« seul, à l’écoute des choses, intensément absorbé dans un jeu d’enfant… »

Alexandre Grothendiek est mort jeudi dernier, je vous renvoie à sa notice wikipedia et à cet article ( Alexandre Grothendieck, ou la mort d’un génie qui voulait se faire oublier, Libération) pour prendre l’ampleur du personnage, mais disons pour faire court qu’il est un des génies mathématiques français du XXème siècle dont l’engagement politique (antimilitariste et écologiste radical) et l’apparente irascibilité semblent être à la mesure de l’œuvre scientifique.
Il a laissé un manuscrit inédit de mille pages : « Récoltes et Semailles », daté de 1986 alors qu’il s’était retiré du monde académique. Il s’agit d’une autobiographie que l’on peut lire ici : www.scribd.com/doc/246583573/Recoltes-Et-Semailles-de-Grothendieck .

Je ne résiste pas à en recopier un passage très inspirant pour quiconque, et de plus, j’en suis certaine, il fera écho à tous ceux qui ont pu observer un enfant prendre la mesure de son monde, « seul, à l’écoute des choses, intensément absorbé dans un jeu » :

Dans notre connaissance des choses de l’Univers (qu’elles soient mathématiques ou autres), le pouvoir rénovateur en nous n’est autre que l’innocence.
C’est l’innocence originelle que nous avons tous reçue en partage à notre naissance et qui repose en chacun de nous, objet souvent de notre mépris, et de nos peurs les plus secrètes. Elle seule unit l’humilité et la hardiesse qui nous font pénétrer au cœur des choses, et qui nous permettent de laisser les choses pénétrer en nous et de nous en imprégner.

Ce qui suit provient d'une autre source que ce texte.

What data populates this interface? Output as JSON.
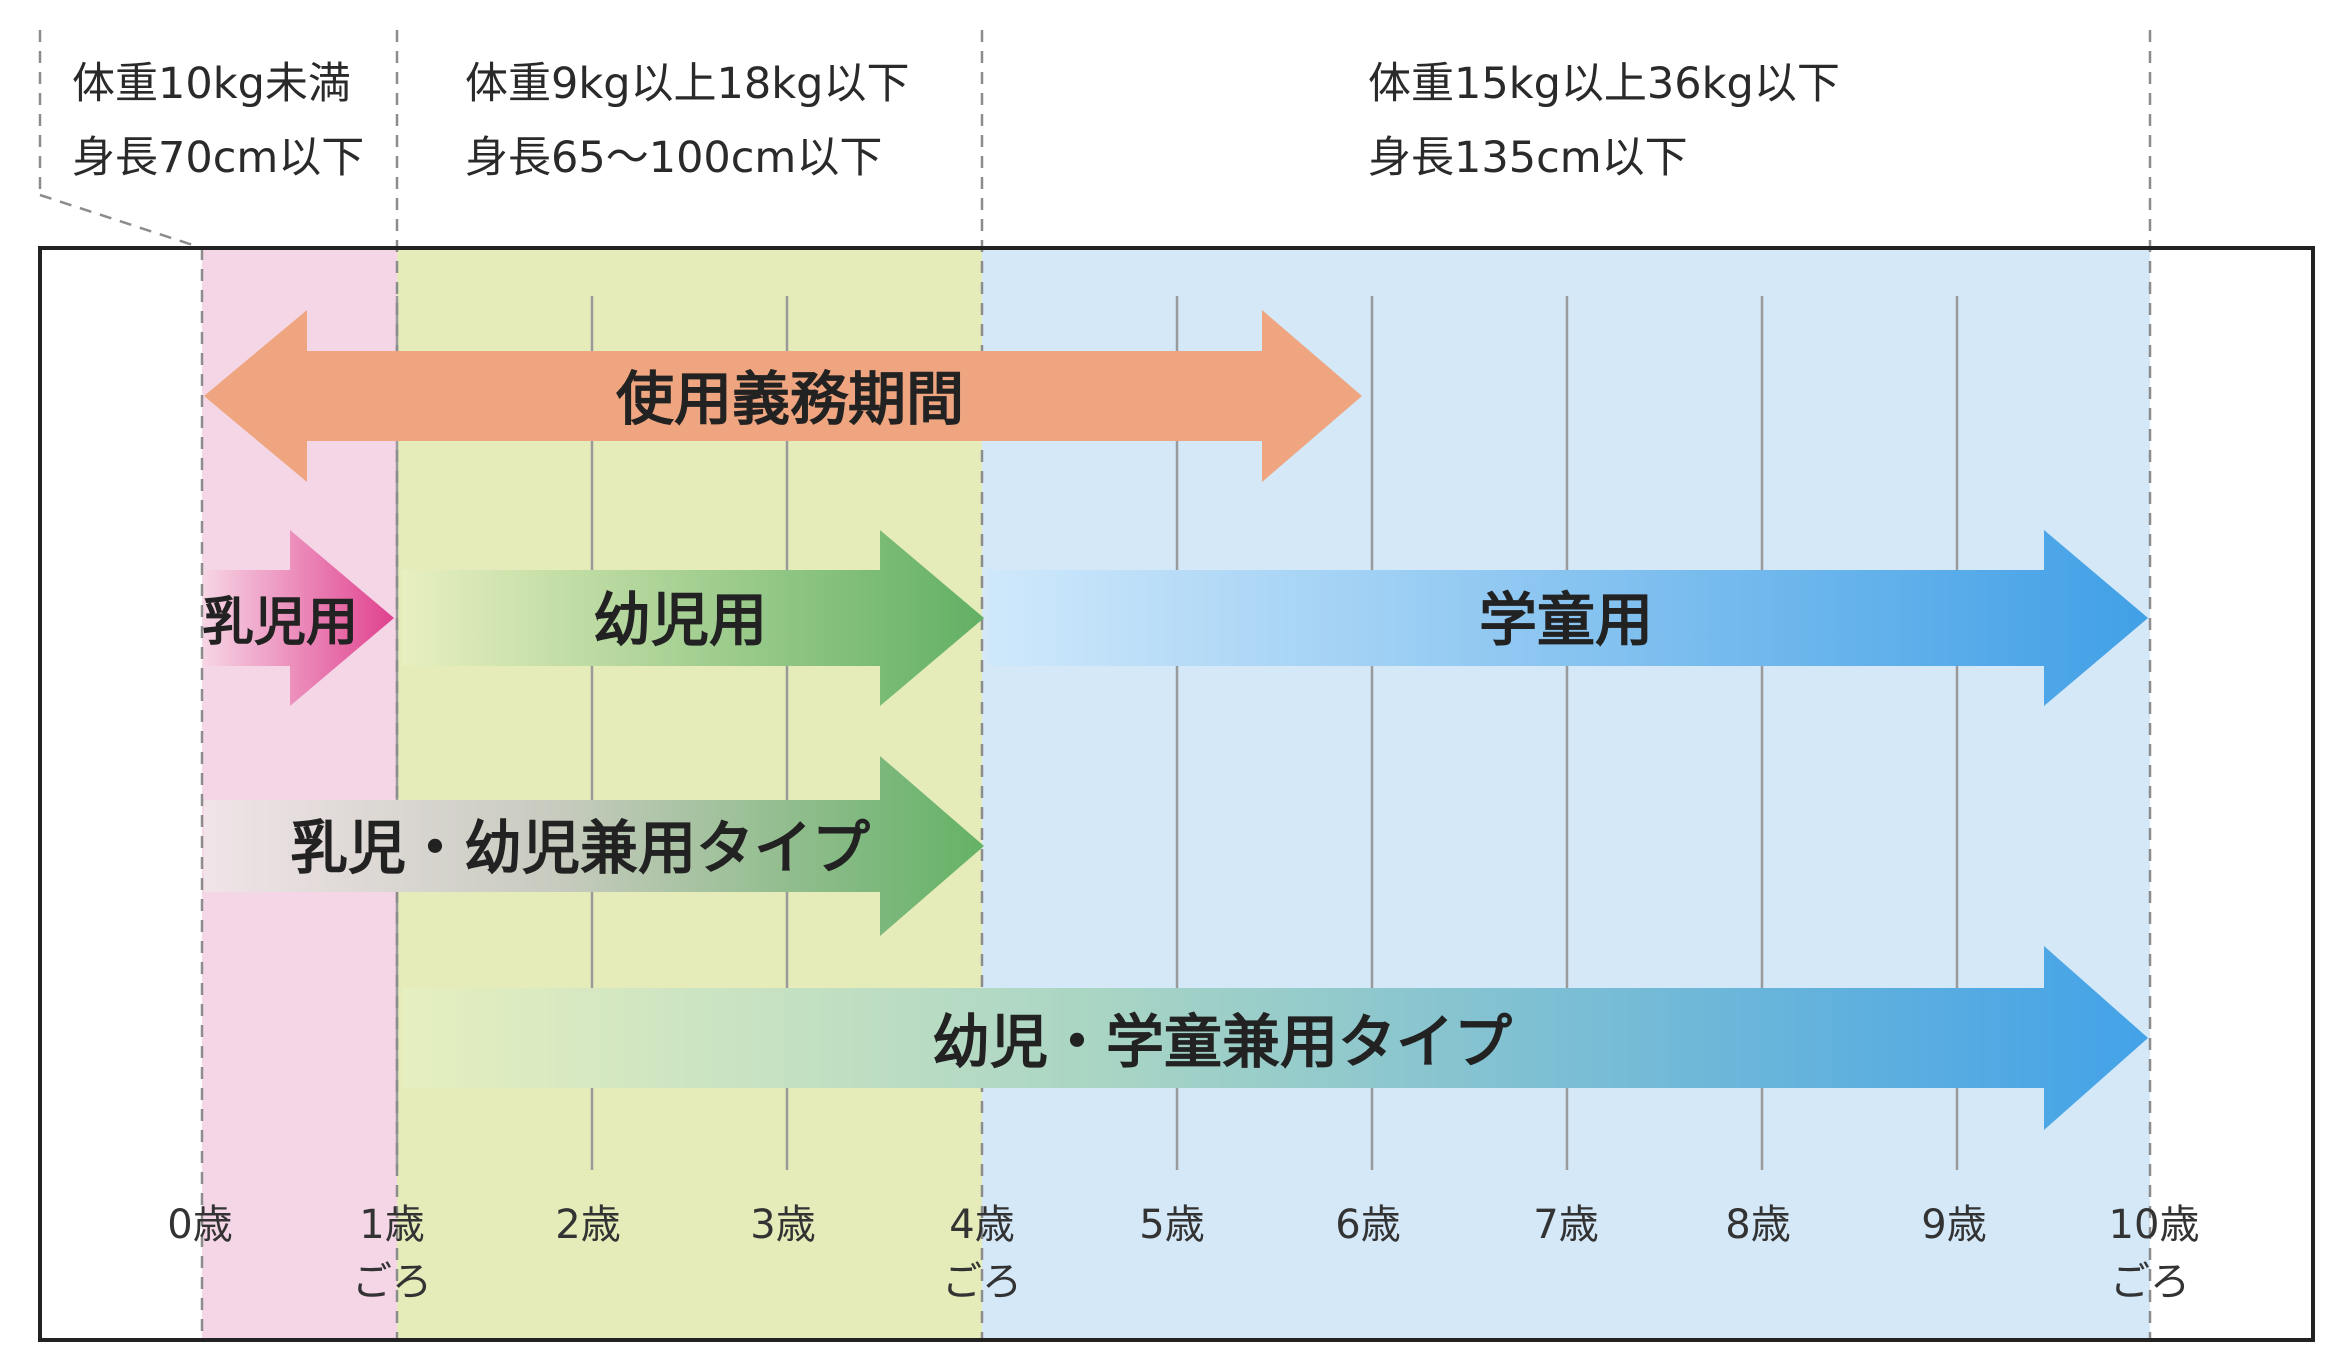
{
  "headers": [
    {
      "weight": "体重10kg未満",
      "height": "身長70cm以下"
    },
    {
      "weight": "体重9kg以上18kg以下",
      "height": "身長65～100cm以下"
    },
    {
      "weight": "体重15kg以上36kg以下",
      "height": "身長135cm以下"
    }
  ],
  "arrows": {
    "mandatory": {
      "label": "使用義務期間",
      "from_age": 0,
      "to_age": 6
    },
    "infant": {
      "label": "乳児用",
      "from_age": 0,
      "to_age": 1
    },
    "toddler": {
      "label": "幼児用",
      "from_age": 1,
      "to_age": 4
    },
    "schoolchild": {
      "label": "学童用",
      "from_age": 4,
      "to_age": 10
    },
    "infant_toddler": {
      "label": "乳児・幼児兼用タイプ",
      "from_age": 0,
      "to_age": 4
    },
    "toddler_school": {
      "label": "幼児・学童兼用タイプ",
      "from_age": 1,
      "to_age": 10
    }
  },
  "ages": [
    {
      "label": "0歳",
      "sub": ""
    },
    {
      "label": "1歳",
      "sub": "ごろ"
    },
    {
      "label": "2歳",
      "sub": ""
    },
    {
      "label": "3歳",
      "sub": ""
    },
    {
      "label": "4歳",
      "sub": "ごろ"
    },
    {
      "label": "5歳",
      "sub": ""
    },
    {
      "label": "6歳",
      "sub": ""
    },
    {
      "label": "7歳",
      "sub": ""
    },
    {
      "label": "8歳",
      "sub": ""
    },
    {
      "label": "9歳",
      "sub": ""
    },
    {
      "label": "10歳",
      "sub": "ごろ"
    }
  ],
  "colors": {
    "infant_zone": "#f4d6e6",
    "toddler_zone": "#e5ecb9",
    "school_zone": "#d4e8f8",
    "mandatory_arrow": "#eea580",
    "infant_arrow": "#e0418f",
    "toddler_arrow": "#6cb56a",
    "school_arrow": "#45a4e8"
  }
}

Ce pouvoir-là n’est nullement le privilège de « dons » extraordinaires – d’une puissance cérébrale (disons) hors du commun pour assimiler et pour manier, avec dextérité et avec aisance, une masse impressionnante de faits, d’idées et de techniques connus. De tels dons sont certes précieux, dignes d’envie sûrement pour celui qui (comme moi) n’a pas été comblé ainsi à sa naissance, « au delà de toute mesure ».

Ce ne sont pas ces dons-là, pourtant, ni l’ambition même la plus ardente, servie par une volonté sans failles,qui font franchir ces « cercles invisibles et impérieux » qui enferment notre Univers. Seule l’innocence les franchit, sans le savoir ni s’en soucier, en les instants où nous nous retrouvons seul à l’écoute des choses, intensément absorbé dans un jeu d’enfant…

Heureux les parents qui doutent !

Heureux les parents qui doutent , c’est le sous-titre du livre tout frais paru de la journaliste suisse Francesca Sacco, intitulé Tout va bien, nous sommes paumés !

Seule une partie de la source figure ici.